Love was a bitch. A complicated, inconvenient, gut-wrenching bitch. It was like carrying a dagger between her ribs — one that twisted every time she remembered him.

But maybe she deserved the wound.

Peter had been wrong about one thing, though.

She didn't like hurting herself.

The lighter against her thigh, the nail pressed into her palm, the trembling hands and shallow breaths — none of it had ever felt good in the long run. The blood never gave comfort. It terrified her as much as it terrified everyone else.

She just hadn't known how to stop.

Now she did.

She didn't want to go back.

Not ever.

She wished she'd realized that before Peter asked what was wrong with her and she screamed everything.

No whole person was ever truly broken. Bones broke, hearts broke, minds cracked — but as long as lungs filled and a pulse beat, a person could never be entirely gone.

They were just hurting.

And hurting... was okay. As long as you weren't causing it on purpose.

That revelation helped her more than she would ever admit out loud. But it didn't solve the ache of not seeing Peter for almost four months.

She tried missing him in a healthy way.

She cried, never alone.
She smiled, even when he stayed on the edges of every thought.
She tried — truly tried — to build something steady.

He was right when he said she hadn't been trying before. Now she tried every day. And the simple act of trying made her feel halfway to succeeding.

Trying didn't just mean getting out of bed.

It meant living. Laughing. Feeling. Doing things that made her heart beat instead of ache.

She'd cut her hair short.
Rediscovered drawing.
Music.
Long hours at the piano.
Card games with her ridiculous family.
Time with the Young Avengers.
And... reading.

Reading surprised her most of all.

Growing up — or whatever that false childhood Loki had created counted as — she never liked books. Claire used to beg her to finish her school novels, but she never did.
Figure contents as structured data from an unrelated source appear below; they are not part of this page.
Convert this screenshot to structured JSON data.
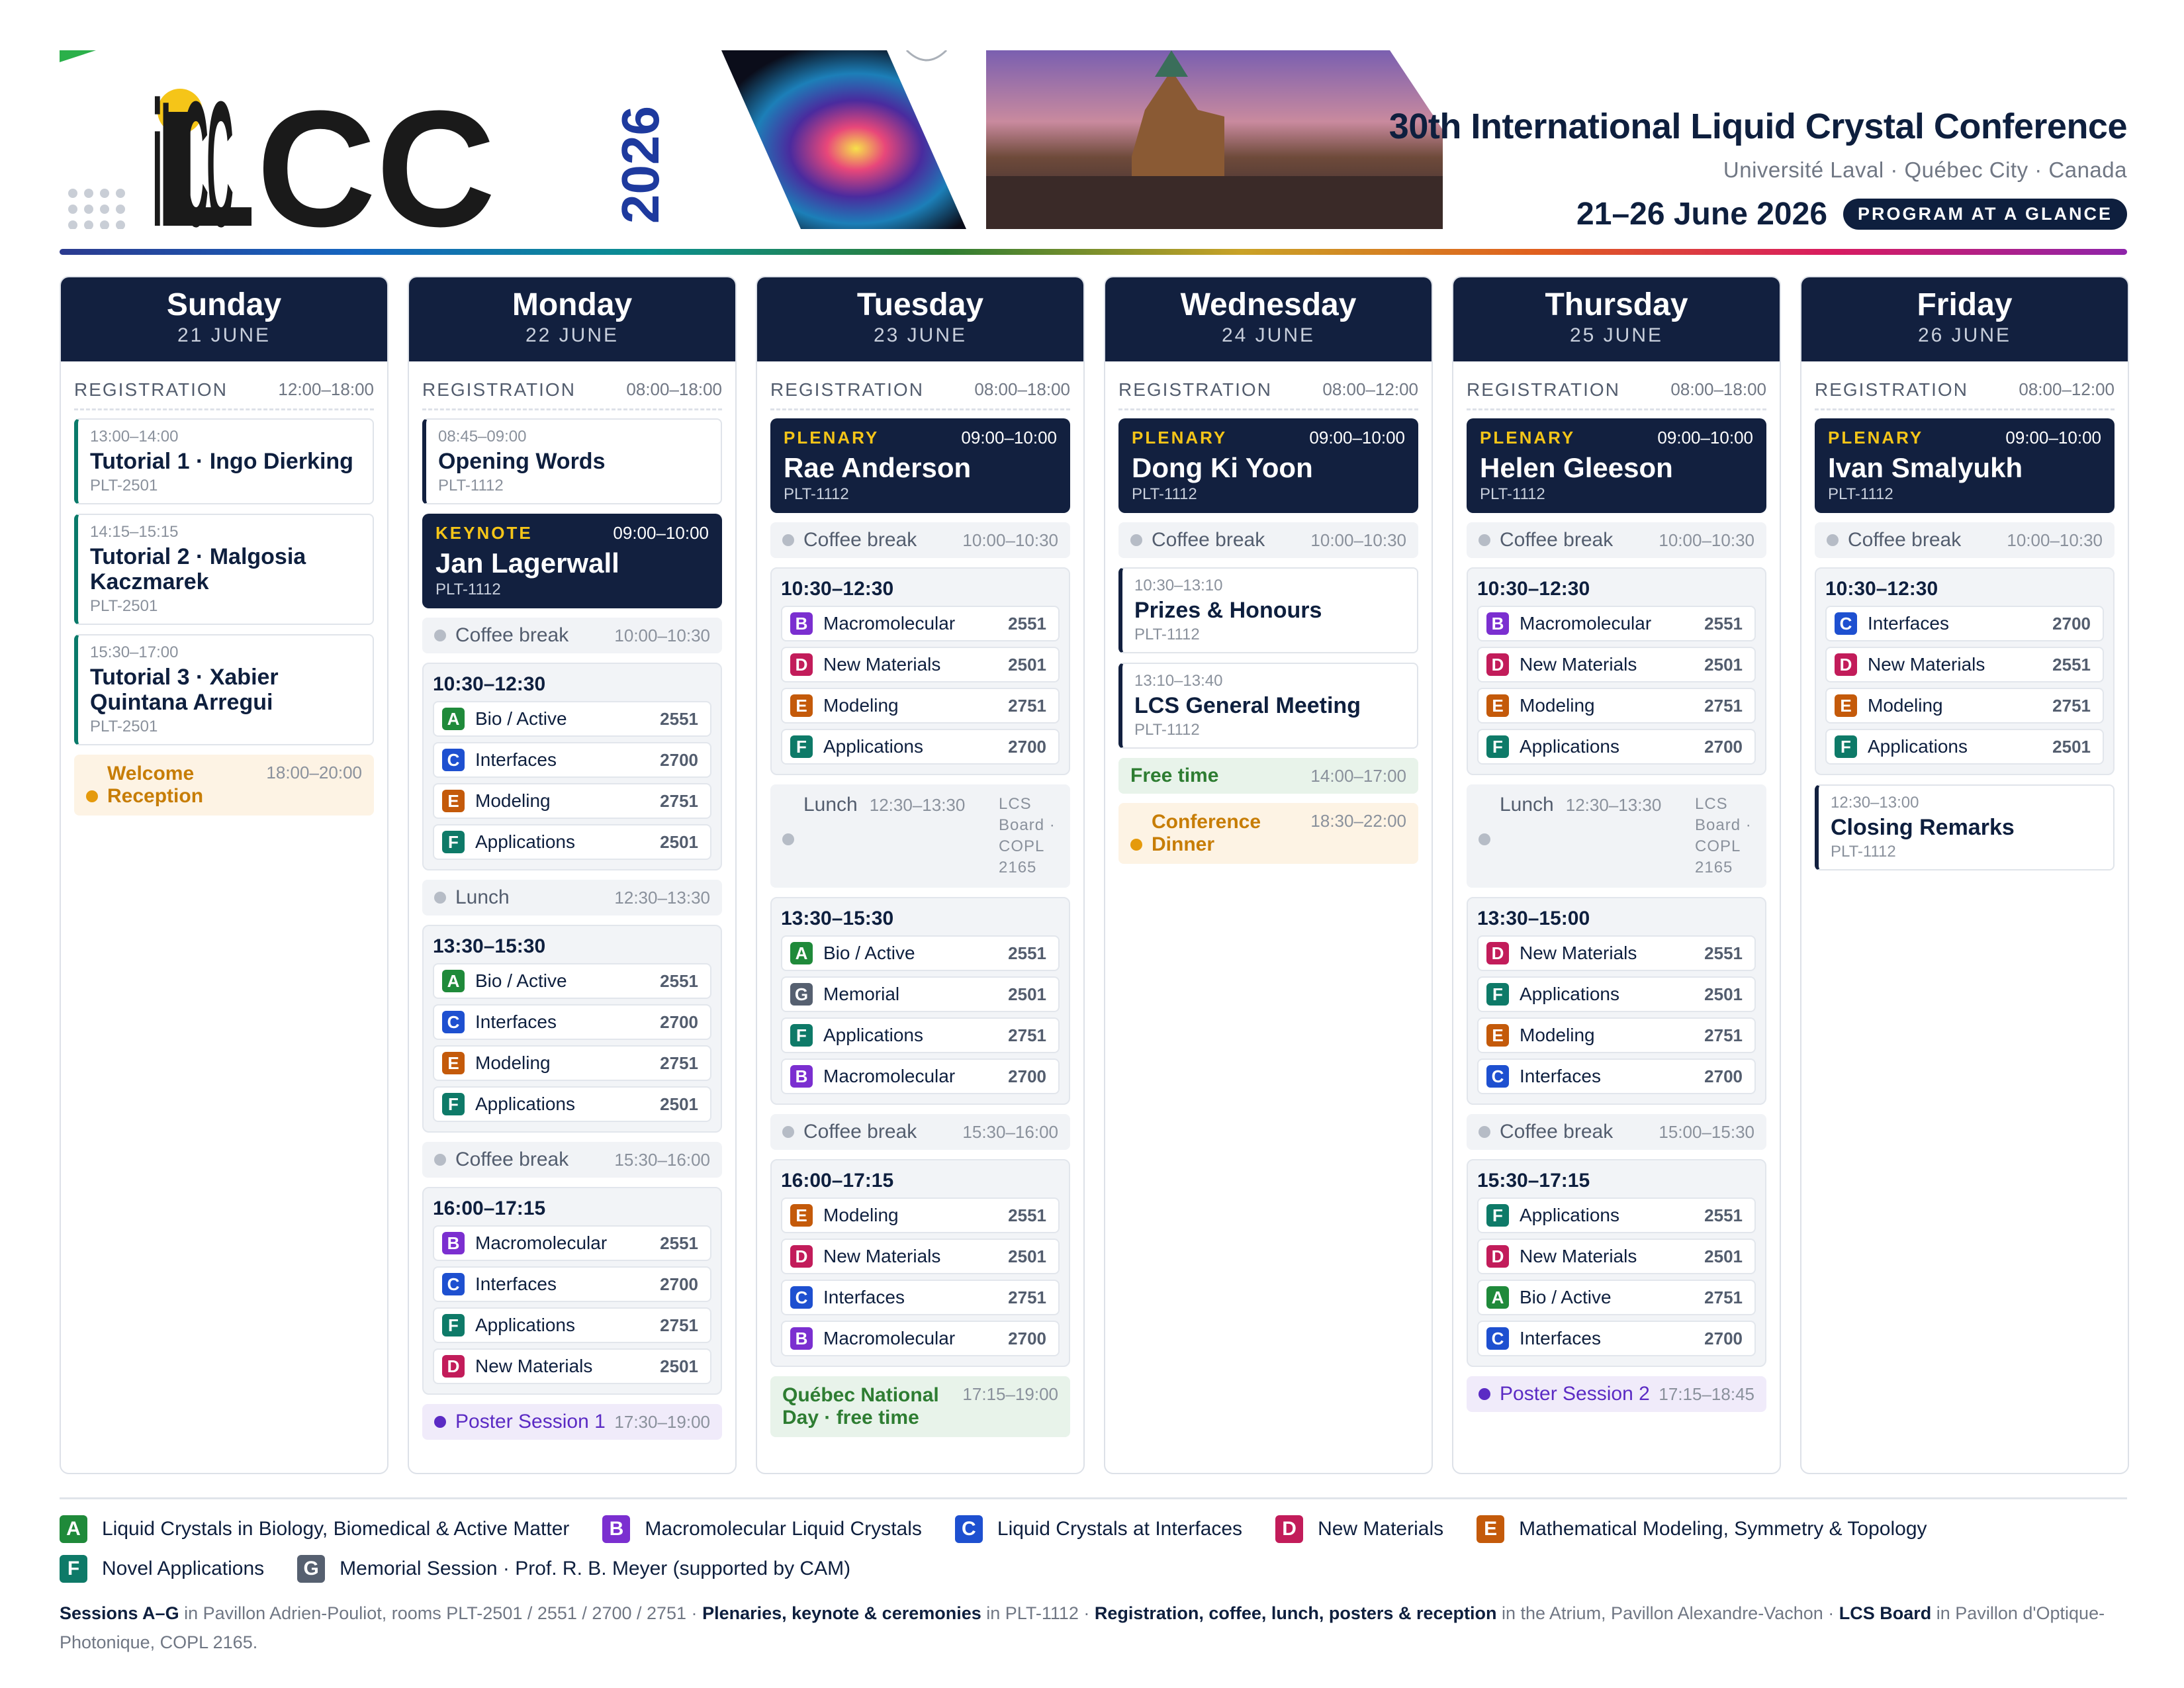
{
  "header": {
    "logo_text": "iLCC",
    "logo_year": "2026",
    "conference_title": "30th International Liquid Crystal Conference",
    "venue": "Université Laval · Québec City · Canada",
    "dates": "21–26 June 2026",
    "badge": "PROGRAM AT A GLANCE"
  },
  "colors": {
    "navy": "#12203f",
    "A": "#1f8a3a",
    "B": "#7b2fd0",
    "C": "#1e50d0",
    "D": "#c21c5a",
    "E": "#c45a0a",
    "F": "#0e7a68",
    "G": "#566070"
  },
  "days": [
    {
      "name": "Sunday",
      "date": "21 JUNE",
      "reg_label": "REGISTRATION",
      "reg_time": "12:00–18:00"
    },
    {
      "name": "Monday",
      "date": "22 JUNE",
      "reg_label": "REGISTRATION",
      "reg_time": "08:00–18:00"
    },
    {
      "name": "Tuesday",
      "date": "23 JUNE",
      "reg_label": "REGISTRATION",
      "reg_time": "08:00–18:00"
    },
    {
      "name": "Wednesday",
      "date": "24 JUNE",
      "reg_label": "REGISTRATION",
      "reg_time": "08:00–12:00"
    },
    {
      "name": "Thursday",
      "date": "25 JUNE",
      "reg_label": "REGISTRATION",
      "reg_time": "08:00–18:00"
    },
    {
      "name": "Friday",
      "date": "26 JUNE",
      "reg_label": "REGISTRATION",
      "reg_time": "08:00–12:00"
    }
  ],
  "sun": {
    "t1": {
      "time": "13:00–14:00",
      "name": "Tutorial 1 · Ingo Dierking",
      "room": "PLT-2501"
    },
    "t2": {
      "time": "14:15–15:15",
      "name": "Tutorial 2 · Malgosia Kaczmarek",
      "room": "PLT-2501"
    },
    "t3": {
      "time": "15:30–17:00",
      "name": "Tutorial 3 · Xabier Quintana Arregui",
      "room": "PLT-2501"
    },
    "welcome": {
      "label": "Welcome Reception",
      "time": "18:00–20:00"
    }
  },
  "mon": {
    "opening": {
      "time": "08:45–09:00",
      "name": "Opening Words",
      "room": "PLT-1112"
    },
    "keynote": {
      "kind": "KEYNOTE",
      "time": "09:00–10:00",
      "name": "Jan Lagerwall",
      "room": "PLT-1112"
    },
    "coffee1": {
      "label": "Coffee break",
      "time": "10:00–10:30"
    },
    "s1": {
      "title": "10:30–12:30",
      "rows": [
        {
          "l": "A",
          "n": "Bio / Active",
          "r": "2551"
        },
        {
          "l": "C",
          "n": "Interfaces",
          "r": "2700"
        },
        {
          "l": "E",
          "n": "Modeling",
          "r": "2751"
        },
        {
          "l": "F",
          "n": "Applications",
          "r": "2501"
        }
      ]
    },
    "lunch": {
      "label": "Lunch",
      "time": "12:30–13:30"
    },
    "s2": {
      "title": "13:30–15:30",
      "rows": [
        {
          "l": "A",
          "n": "Bio / Active",
          "r": "2551"
        },
        {
          "l": "C",
          "n": "Interfaces",
          "r": "2700"
        },
        {
          "l": "E",
          "n": "Modeling",
          "r": "2751"
        },
        {
          "l": "F",
          "n": "Applications",
          "r": "2501"
        }
      ]
    },
    "coffee2": {
      "label": "Coffee break",
      "time": "15:30–16:00"
    },
    "s3": {
      "title": "16:00–17:15",
      "rows": [
        {
          "l": "B",
          "n": "Macromolecular",
          "r": "2551"
        },
        {
          "l": "C",
          "n": "Interfaces",
          "r": "2700"
        },
        {
          "l": "F",
          "n": "Applications",
          "r": "2751"
        },
        {
          "l": "D",
          "n": "New Materials",
          "r": "2501"
        }
      ]
    },
    "poster": {
      "label": "Poster Session 1",
      "time": "17:30–19:00"
    }
  },
  "tue": {
    "plenary": {
      "kind": "PLENARY",
      "time": "09:00–10:00",
      "name": "Rae Anderson",
      "room": "PLT-1112"
    },
    "coffee1": {
      "label": "Coffee break",
      "time": "10:00–10:30"
    },
    "s1": {
      "title": "10:30–12:30",
      "rows": [
        {
          "l": "B",
          "n": "Macromolecular",
          "r": "2551"
        },
        {
          "l": "D",
          "n": "New Materials",
          "r": "2501"
        },
        {
          "l": "E",
          "n": "Modeling",
          "r": "2751"
        },
        {
          "l": "F",
          "n": "Applications",
          "r": "2700"
        }
      ]
    },
    "lunch": {
      "label": "Lunch",
      "time": "12:30–13:30",
      "room": "LCS Board · COPL 2165"
    },
    "s2": {
      "title": "13:30–15:30",
      "rows": [
        {
          "l": "A",
          "n": "Bio / Active",
          "r": "2551"
        },
        {
          "l": "G",
          "n": "Memorial",
          "r": "2501"
        },
        {
          "l": "F",
          "n": "Applications",
          "r": "2751"
        },
        {
          "l": "B",
          "n": "Macromolecular",
          "r": "2700"
        }
      ]
    },
    "coffee2": {
      "label": "Coffee break",
      "time": "15:30–16:00"
    },
    "s3": {
      "title": "16:00–17:15",
      "rows": [
        {
          "l": "E",
          "n": "Modeling",
          "r": "2551"
        },
        {
          "l": "D",
          "n": "New Materials",
          "r": "2501"
        },
        {
          "l": "C",
          "n": "Interfaces",
          "r": "2751"
        },
        {
          "l": "B",
          "n": "Macromolecular",
          "r": "2700"
        }
      ]
    },
    "nationalday": {
      "label": "Québec National Day · free time",
      "time": "17:15–19:00"
    }
  },
  "wed": {
    "plenary": {
      "kind": "PLENARY",
      "time": "09:00–10:00",
      "name": "Dong Ki Yoon",
      "room": "PLT-1112"
    },
    "coffee1": {
      "label": "Coffee break",
      "time": "10:00–10:30"
    },
    "prizes": {
      "time": "10:30–13:10",
      "name": "Prizes & Honours",
      "room": "PLT-1112"
    },
    "general": {
      "time": "13:10–13:40",
      "name": "LCS General Meeting",
      "room": "PLT-1112"
    },
    "free": {
      "label": "Free time",
      "time": "14:00–17:00"
    },
    "dinner": {
      "label": "Conference Dinner",
      "time": "18:30–22:00"
    }
  },
  "thu": {
    "plenary": {
      "kind": "PLENARY",
      "time": "09:00–10:00",
      "name": "Helen Gleeson",
      "room": "PLT-1112"
    },
    "coffee1": {
      "label": "Coffee break",
      "time": "10:00–10:30"
    },
    "s1": {
      "title": "10:30–12:30",
      "rows": [
        {
          "l": "B",
          "n": "Macromolecular",
          "r": "2551"
        },
        {
          "l": "D",
          "n": "New Materials",
          "r": "2501"
        },
        {
          "l": "E",
          "n": "Modeling",
          "r": "2751"
        },
        {
          "l": "F",
          "n": "Applications",
          "r": "2700"
        }
      ]
    },
    "lunch": {
      "label": "Lunch",
      "time": "12:30–13:30",
      "room": "LCS Board · COPL 2165"
    },
    "s2": {
      "title": "13:30–15:00",
      "rows": [
        {
          "l": "D",
          "n": "New Materials",
          "r": "2551"
        },
        {
          "l": "F",
          "n": "Applications",
          "r": "2501"
        },
        {
          "l": "E",
          "n": "Modeling",
          "r": "2751"
        },
        {
          "l": "C",
          "n": "Interfaces",
          "r": "2700"
        }
      ]
    },
    "coffee2": {
      "label": "Coffee break",
      "time": "15:00–15:30"
    },
    "s3": {
      "title": "15:30–17:15",
      "rows": [
        {
          "l": "F",
          "n": "Applications",
          "r": "2551"
        },
        {
          "l": "D",
          "n": "New Materials",
          "r": "2501"
        },
        {
          "l": "A",
          "n": "Bio / Active",
          "r": "2751"
        },
        {
          "l": "C",
          "n": "Interfaces",
          "r": "2700"
        }
      ]
    },
    "poster": {
      "label": "Poster Session 2",
      "time": "17:15–18:45"
    }
  },
  "fri": {
    "plenary": {
      "kind": "PLENARY",
      "time": "09:00–10:00",
      "name": "Ivan Smalyukh",
      "room": "PLT-1112"
    },
    "coffee1": {
      "label": "Coffee break",
      "time": "10:00–10:30"
    },
    "s1": {
      "title": "10:30–12:30",
      "rows": [
        {
          "l": "C",
          "n": "Interfaces",
          "r": "2700"
        },
        {
          "l": "D",
          "n": "New Materials",
          "r": "2551"
        },
        {
          "l": "E",
          "n": "Modeling",
          "r": "2751"
        },
        {
          "l": "F",
          "n": "Applications",
          "r": "2501"
        }
      ]
    },
    "closing": {
      "time": "12:30–13:00",
      "name": "Closing Remarks",
      "room": "PLT-1112"
    }
  },
  "legend": [
    {
      "l": "A",
      "text": "Liquid Crystals in Biology, Biomedical & Active Matter"
    },
    {
      "l": "B",
      "text": "Macromolecular Liquid Crystals"
    },
    {
      "l": "C",
      "text": "Liquid Crystals at Interfaces"
    },
    {
      "l": "D",
      "text": "New Materials"
    },
    {
      "l": "E",
      "text": "Mathematical Modeling, Symmetry & Topology"
    },
    {
      "l": "F",
      "text": "Novel Applications"
    },
    {
      "l": "G",
      "text": "Memorial Session · Prof. R. B. Meyer (supported by CAM)"
    }
  ],
  "footer": {
    "b1": "Sessions A–G",
    "t1": " in Pavillon Adrien-Pouliot, rooms PLT-2501 / 2551 / 2700 / 2751 · ",
    "b2": "Plenaries, keynote & ceremonies",
    "t2": " in PLT-1112 · ",
    "b3": "Registration, coffee, lunch, posters & reception",
    "t3": " in the Atrium, Pavillon Alexandre-Vachon · ",
    "b4": "LCS Board",
    "t4": " in Pavillon d'Optique-Photonique, COPL 2165."
  }
}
Poetry, though? Poetry felt like magic she actually understood. Each line felt like someone reaching into the world and pulling out a truth she didn't know how to express.

She had three favorites.

"Be the woman you would look up to."

Plural, really. The woman she dreamed of being had many faces. Natasha — untouchable grace, unwavering strength. Pepper — gentle, loving, steady as bedrock. Vicky cried when Pepper asked her to be maid of honor for the wedding.

Tony and Pepper's wedding was approaching. May 12th. One month away.

"It's hard to forget someone who gave you so much to remember."